-
Notifications
You must be signed in to change notification settings - Fork 225
Description
Describe the bug
When attempting to load Qwen3-32B with a hetero config, the model_server fails to do so.
To Reproduce
Steps to reproduce the behavior:
- Launch ovms with models in directory converted from export_model.py
- fail.
Expected behavior
OVMS should load the model into VRAM.
Logs
[2025-10-12 04:26:45.371][367240][modelmanager][debug][modelmanager.cpp:490] Mediapipe graph:Qwen/Qwen3-32B was not loaded so far.

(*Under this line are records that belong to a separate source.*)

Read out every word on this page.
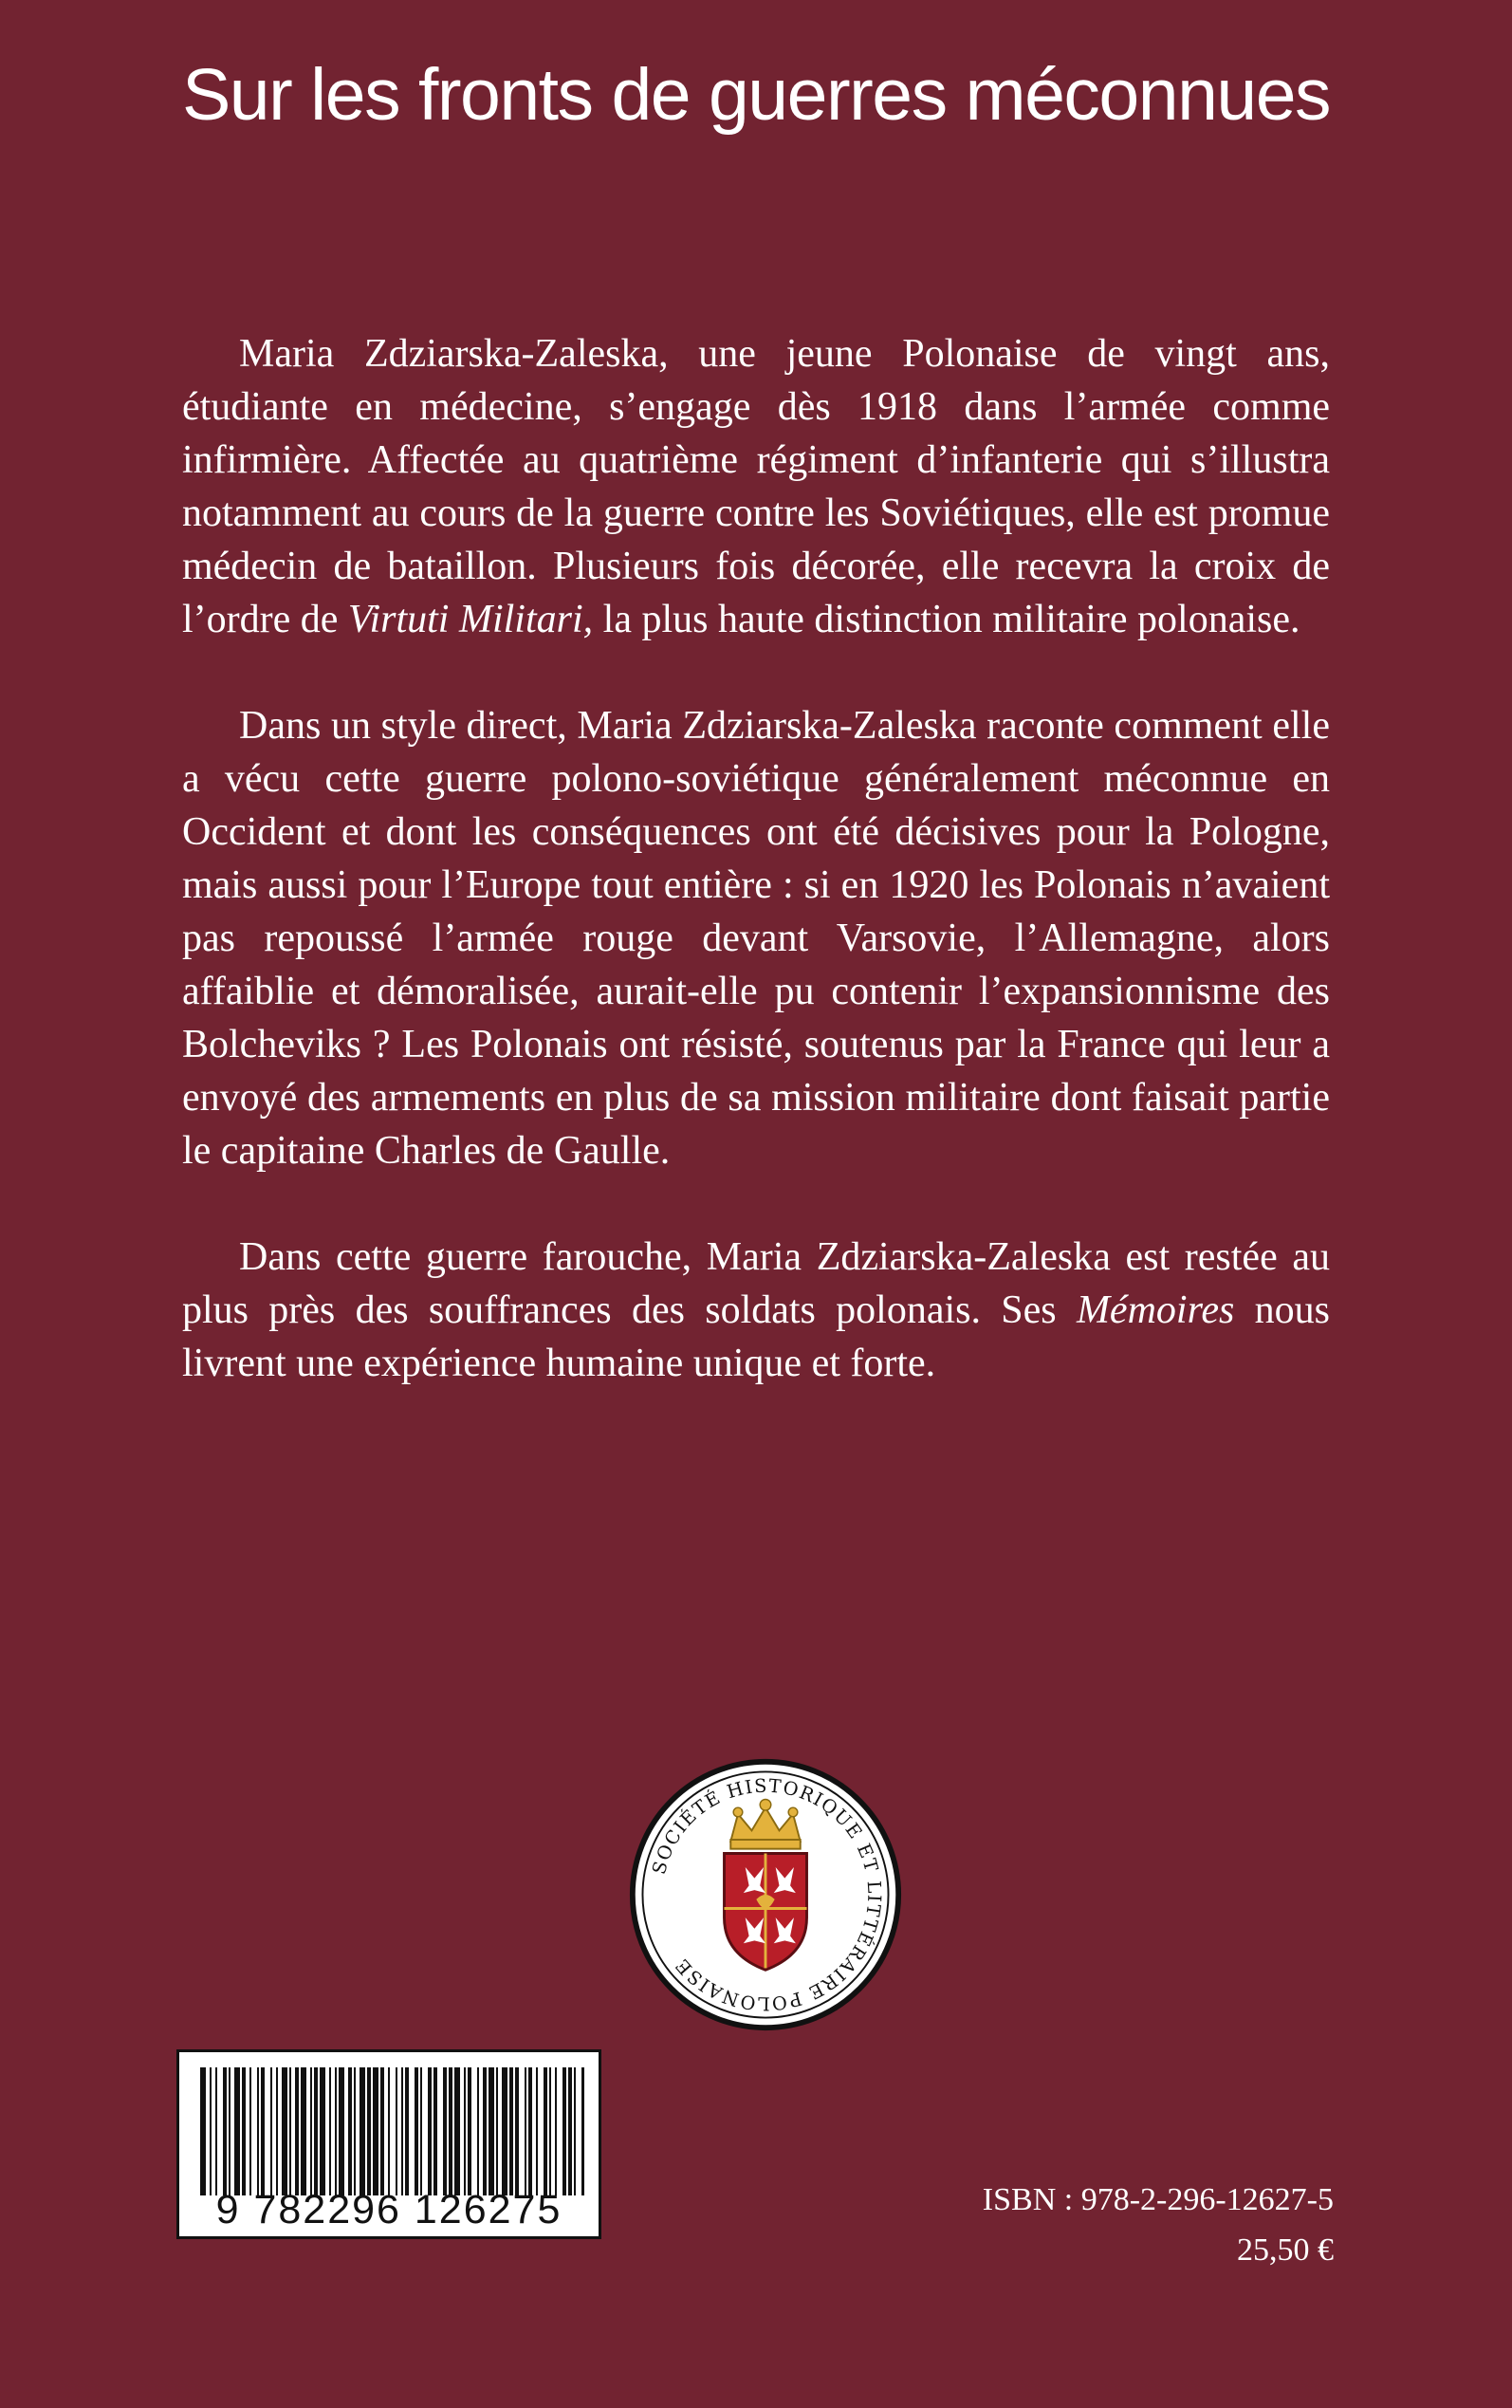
Sur les fronts de guerres méconnues

Maria Zdziarska-Zaleska, une jeune Polonaise de vingt ans, étudiante en médecine, s’engage dès 1918 dans l’armée comme infirmière. Affectée au quatrième régiment d’infanterie qui s’illustra notamment au cours de la guerre contre les Soviétiques, elle est promue médecin de bataillon. Plusieurs fois décorée, elle recevra la croix de l’ordre de Virtuti Militari, la plus haute distinction militaire polonaise.

Dans un style direct, Maria Zdziarska-Zaleska raconte comment elle a vécu cette guerre polono-soviétique généralement méconnue en Occident et dont les conséquences ont été décisives pour la Pologne, mais aussi pour l’Europe tout entière : si en 1920 les Polonais n’avaient pas repoussé l’armée rouge devant Varsovie, l’Allemagne, alors affaiblie et démoralisée, aurait-elle pu contenir l’expansionnisme des Bolcheviks ? Les Polonais ont résisté, soutenus par la France qui leur a envoyé des armements en plus de sa mission militaire dont faisait partie le capitaine Charles de Gaulle.

Dans cette guerre farouche, Maria Zdziarska-Zaleska est restée au plus près des souffrances des soldats polonais. Ses Mémoires nous livrent une expérience humaine unique et forte.

SOCIÉTÉ HISTORIQUE ET LITTÉRAIRE POLONAISE
9 782296 126275	ISBN : 978-2-296-12627-5
25,50 €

Triggering load
[2025-10-12 04:26:45.371][367240][modelmanager][debug][mediapipegraphdefinition.cpp:129] Started validation of mediapipe: Qwen/Qwen3-32B
[2025-10-12 04:26:45.371][367240][modelmanager][debug][mediapipe_utils.cpp:84] setting input stream: input packet type: UNKNOWN from: HTTP_REQUEST_PAYLOAD:input
[2025-10-12 04:26:45.371][367240][modelmanager][debug][mediapipe_utils.cpp:84] setting output stream: output packet type: UNKNOWN from: HTTP_RESPONSE_PAYLOAD:output
[2025-10-12 04:26:45.371][367240][serving][info][mediapipegraphdefinition.cpp:421] MediapipeGraphDefinition initializing graph nodes
[2025-10-12 04:26:45.371][367240][modelmanager][info][servable_initializer.cpp:424] Initializing Language Model Continuous Batching servable
[2025-10-12 04:27:41.099][367240][serving][error][servable_initializer.cpp:145] Error during llm node initialization for models_path: /media/models/Qwen/Qwen3-32B/./ exception: Exception from src/inference/src/cpp/core.cpp:109:
Exception from src/inference/src/dev/plugin.cpp:53:
Exception from src/plugins/hetero/src/compiled_model.cpp:36:
Standard exception from compilation library: Exception from src/inference/src/dev/plugin.cpp:53:
Check 'false' failed at src/plugins/intel_gpu/src/plugin/program_builder.cpp:163:
[GPU] ProgramBuilder build failed!
Exception from src/plugins/intel_gpu/src/runtime/ocl/ocl_common.hpp:40:
[GPU] clEnqueueNDRangeKernel, error code: -52 CL_INVALID_KERNEL_ARGS
Configuration
- OVMS version - built from latest.
- 11600KF, 3 x A770's with latest drivers.
Additional context
Add any other context about the problem here.